As Dwayne/Dan settles into his new digs, the reader is introduced to Jack Cotard and Constance Wieczne. Jack’s a hardcore user in over his head, eager to become a mule to stay in Metzger’s good graces and get the drug he craves. Constance is a sharp-tongued paraplegic surgically installing ‘pockets’ into Jack’s body so he can carry drugs into Canada undetected. Jack’s primary concern is to not fuck up like his friend Ryan, who lost an arm after disappointing Metzger. Connie doesn’t want to make waves. She does what’s asked of her in exchange for her dose of krokodil, but she can’t let go of the nagging realization that some of the shit she’s experiencing simply doesn’t make sense. For instance, she never runs out of wine. A biblical-style miracle, or something much more sinister? Of all the characters in the book, Constance is by far the most wonderfully conceived and executed, lingering in the reader’s mind, evoking sly humor as well as heartbreaking tragedy.

One-armed Ryan spends his days ‘dreaming’ for the boss, pretty much completely neglecting his son Sam. Sam’s not his biological child, but in the convoluted manner of all transactions in the junkie community, the boy has become his by default. Sam watches cartoons and witnesses every weird event that transpires in Dunsany Arms, often pointing his finger at the other tenants in a mock representation of shooting them, Dirty Harry-style.

Metzger operates from the top floor of the apartment building, a low-rent Howard Hughes running his criminal empire in reclusive near-anonymity. Dwayne/Dan has been assigned a room on the third floor where the previous tenant discharged a shotgun blast into his own mouth, after which the place was not exactly thoroughly cleaned. He needs to figure out a way to get surveillance devices he stole from the police evidence room into Metzger’s pad and collect some solid evidence.

Andrew Post is well-versed in supernatural literature and contemporary magickal history, peppering his book with names like Dunsany, Crowley, LaVey and Spare. This story unfolds in the manner of a dream shared by junkies Jack and Ryan, surgeon Connie, cop Dwayne/Dan, landlord Leslie, and hapless child spectator Sam. The only perspective we never receive a real glimpse into is that of Gerald Metzger, the chemist/alchemist/wizard at the center of this nightmare vortex. Post’s prose is packed with memorable horrors, as evidenced by this passage: The swirling blackness bled color—tendon-yellows and gristle-pinks—as the being vomited itself piecemeal into this world. The ripping tempest of void-regurgitated viscera snapped together, forming a boulder of amorphous anatomy.

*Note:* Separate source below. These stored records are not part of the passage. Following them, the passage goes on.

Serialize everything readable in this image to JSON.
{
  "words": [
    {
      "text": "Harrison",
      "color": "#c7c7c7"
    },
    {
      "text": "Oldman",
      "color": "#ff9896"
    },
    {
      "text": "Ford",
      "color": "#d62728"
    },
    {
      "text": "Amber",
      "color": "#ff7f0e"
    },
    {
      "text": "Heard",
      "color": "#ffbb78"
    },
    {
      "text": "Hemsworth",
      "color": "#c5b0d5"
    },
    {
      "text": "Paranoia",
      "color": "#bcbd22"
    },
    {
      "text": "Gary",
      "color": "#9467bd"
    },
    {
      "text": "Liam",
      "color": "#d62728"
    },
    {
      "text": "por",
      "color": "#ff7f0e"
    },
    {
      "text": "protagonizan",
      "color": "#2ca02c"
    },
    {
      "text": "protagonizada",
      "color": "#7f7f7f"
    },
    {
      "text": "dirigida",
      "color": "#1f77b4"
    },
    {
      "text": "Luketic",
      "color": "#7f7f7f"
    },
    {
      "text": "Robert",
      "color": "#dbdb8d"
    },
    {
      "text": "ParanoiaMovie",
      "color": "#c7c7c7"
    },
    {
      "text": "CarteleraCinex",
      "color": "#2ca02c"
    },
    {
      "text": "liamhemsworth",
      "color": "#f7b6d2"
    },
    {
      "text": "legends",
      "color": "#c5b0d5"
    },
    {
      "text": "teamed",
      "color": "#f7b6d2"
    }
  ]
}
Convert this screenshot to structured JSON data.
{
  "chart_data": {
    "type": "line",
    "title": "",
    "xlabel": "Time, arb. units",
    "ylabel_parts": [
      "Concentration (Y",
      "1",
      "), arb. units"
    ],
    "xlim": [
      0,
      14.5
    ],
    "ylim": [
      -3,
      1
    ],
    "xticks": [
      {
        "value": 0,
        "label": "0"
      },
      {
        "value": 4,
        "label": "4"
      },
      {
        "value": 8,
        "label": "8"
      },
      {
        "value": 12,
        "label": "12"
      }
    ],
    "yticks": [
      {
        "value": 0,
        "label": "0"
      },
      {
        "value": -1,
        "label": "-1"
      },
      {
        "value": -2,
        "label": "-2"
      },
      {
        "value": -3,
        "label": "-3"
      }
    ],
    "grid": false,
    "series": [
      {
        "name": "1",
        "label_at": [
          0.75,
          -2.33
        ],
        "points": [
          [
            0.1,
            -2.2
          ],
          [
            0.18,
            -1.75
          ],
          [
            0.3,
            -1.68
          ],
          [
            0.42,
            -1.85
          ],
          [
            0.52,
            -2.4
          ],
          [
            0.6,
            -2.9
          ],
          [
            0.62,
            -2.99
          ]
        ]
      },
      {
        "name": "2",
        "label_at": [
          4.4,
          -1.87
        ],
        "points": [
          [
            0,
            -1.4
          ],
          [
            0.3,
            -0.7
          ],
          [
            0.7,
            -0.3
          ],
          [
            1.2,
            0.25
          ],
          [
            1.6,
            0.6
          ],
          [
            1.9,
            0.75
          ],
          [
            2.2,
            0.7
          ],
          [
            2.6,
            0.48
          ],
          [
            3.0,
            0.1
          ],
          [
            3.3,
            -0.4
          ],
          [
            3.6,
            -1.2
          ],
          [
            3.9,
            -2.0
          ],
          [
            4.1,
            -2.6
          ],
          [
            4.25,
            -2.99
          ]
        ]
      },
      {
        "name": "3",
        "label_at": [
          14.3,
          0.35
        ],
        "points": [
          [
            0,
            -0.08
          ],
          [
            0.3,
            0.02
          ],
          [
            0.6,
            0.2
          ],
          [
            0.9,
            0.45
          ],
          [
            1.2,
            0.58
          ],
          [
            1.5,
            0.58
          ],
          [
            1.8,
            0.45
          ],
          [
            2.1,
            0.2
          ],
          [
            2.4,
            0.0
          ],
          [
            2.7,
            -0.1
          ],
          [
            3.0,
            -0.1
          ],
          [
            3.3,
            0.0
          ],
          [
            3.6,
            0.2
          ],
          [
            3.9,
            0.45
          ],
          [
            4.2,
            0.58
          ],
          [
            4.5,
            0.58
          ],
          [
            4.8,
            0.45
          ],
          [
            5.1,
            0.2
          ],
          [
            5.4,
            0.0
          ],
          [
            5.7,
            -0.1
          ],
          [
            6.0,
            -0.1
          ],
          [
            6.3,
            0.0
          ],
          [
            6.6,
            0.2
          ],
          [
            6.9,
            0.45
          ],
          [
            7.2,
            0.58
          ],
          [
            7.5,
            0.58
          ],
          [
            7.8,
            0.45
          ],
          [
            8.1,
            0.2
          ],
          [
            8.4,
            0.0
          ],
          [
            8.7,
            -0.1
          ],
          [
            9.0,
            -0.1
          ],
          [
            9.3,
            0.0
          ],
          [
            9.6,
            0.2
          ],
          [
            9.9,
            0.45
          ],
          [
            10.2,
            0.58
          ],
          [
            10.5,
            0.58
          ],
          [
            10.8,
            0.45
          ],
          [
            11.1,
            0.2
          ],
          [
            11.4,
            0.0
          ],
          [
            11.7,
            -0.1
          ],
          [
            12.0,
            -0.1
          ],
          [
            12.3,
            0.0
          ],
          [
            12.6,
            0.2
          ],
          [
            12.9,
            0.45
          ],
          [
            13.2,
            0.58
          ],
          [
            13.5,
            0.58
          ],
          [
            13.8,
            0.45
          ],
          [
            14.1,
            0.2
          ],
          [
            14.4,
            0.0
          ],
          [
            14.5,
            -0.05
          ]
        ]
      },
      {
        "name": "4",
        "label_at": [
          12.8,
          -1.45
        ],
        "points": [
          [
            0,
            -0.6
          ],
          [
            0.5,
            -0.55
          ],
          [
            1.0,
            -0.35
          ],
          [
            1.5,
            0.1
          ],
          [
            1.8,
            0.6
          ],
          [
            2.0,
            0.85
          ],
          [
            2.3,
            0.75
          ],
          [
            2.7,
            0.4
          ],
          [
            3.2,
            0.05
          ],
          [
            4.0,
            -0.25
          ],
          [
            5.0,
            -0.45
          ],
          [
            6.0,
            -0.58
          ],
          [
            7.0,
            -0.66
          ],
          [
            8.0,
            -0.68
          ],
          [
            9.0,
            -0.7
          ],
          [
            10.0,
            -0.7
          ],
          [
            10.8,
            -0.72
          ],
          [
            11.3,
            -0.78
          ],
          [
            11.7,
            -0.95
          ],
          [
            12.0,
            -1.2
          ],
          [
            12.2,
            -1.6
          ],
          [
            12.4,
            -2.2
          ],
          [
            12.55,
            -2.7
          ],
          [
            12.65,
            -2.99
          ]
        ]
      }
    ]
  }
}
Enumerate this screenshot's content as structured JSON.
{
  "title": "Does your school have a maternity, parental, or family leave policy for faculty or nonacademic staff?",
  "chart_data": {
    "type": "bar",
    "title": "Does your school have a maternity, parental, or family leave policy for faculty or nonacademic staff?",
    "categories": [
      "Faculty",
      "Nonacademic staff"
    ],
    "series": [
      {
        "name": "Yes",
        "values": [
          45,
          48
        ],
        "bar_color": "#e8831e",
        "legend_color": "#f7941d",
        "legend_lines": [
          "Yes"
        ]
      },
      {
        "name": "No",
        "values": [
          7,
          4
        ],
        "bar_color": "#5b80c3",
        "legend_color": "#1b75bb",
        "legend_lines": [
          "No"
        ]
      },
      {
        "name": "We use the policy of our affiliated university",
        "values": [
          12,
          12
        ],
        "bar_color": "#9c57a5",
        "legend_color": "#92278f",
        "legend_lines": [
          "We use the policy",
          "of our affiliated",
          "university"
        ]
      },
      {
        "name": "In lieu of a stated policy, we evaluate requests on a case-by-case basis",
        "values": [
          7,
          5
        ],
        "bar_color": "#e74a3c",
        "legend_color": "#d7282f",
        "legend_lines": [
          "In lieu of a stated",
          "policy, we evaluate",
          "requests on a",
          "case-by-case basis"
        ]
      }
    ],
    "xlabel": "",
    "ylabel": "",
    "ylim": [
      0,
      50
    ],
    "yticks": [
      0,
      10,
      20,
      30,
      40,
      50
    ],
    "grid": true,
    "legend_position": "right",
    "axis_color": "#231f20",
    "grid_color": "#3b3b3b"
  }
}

The reader realizes early on that Dwayne/Dan has little more than a snowball’s chance in hell of achieving his policeman goals. He has no real authority here, in this place where space, time, and natural physical laws have been suspended. Like a good cop, he keeps trying, despite the fact that his efforts only bring him pain and drag him deeper into a mystery he can’t begin to fathom.

If there is anything missing from Post’s vision, it’s probably a positive set of experiences to which the reader could compare and contrast the depravity found in Dunsany Arms. At the onset, Lt. Spare’s life is shithole. He’s got nothing good to remember, nothing worth having that he might possibly escape to. As the caretaker, Leslie, comments in the final pages, “Your wife’s been out of your house for two years. At no point since then has she entertained the idea of coming back. And Jamie, sweet as she is, is going to be fine. Besides, you never really wanted a kid anyway.” Do we care that Dwayne is sucked into a black hole from which there is no escape? Maybe. Either way, if the reader has seen and enjoyed Resolution and/or The Endless by filmmakers Justin Benson and Aaron Moorhead, chances are they will want to read Switchboard by Andrew Post.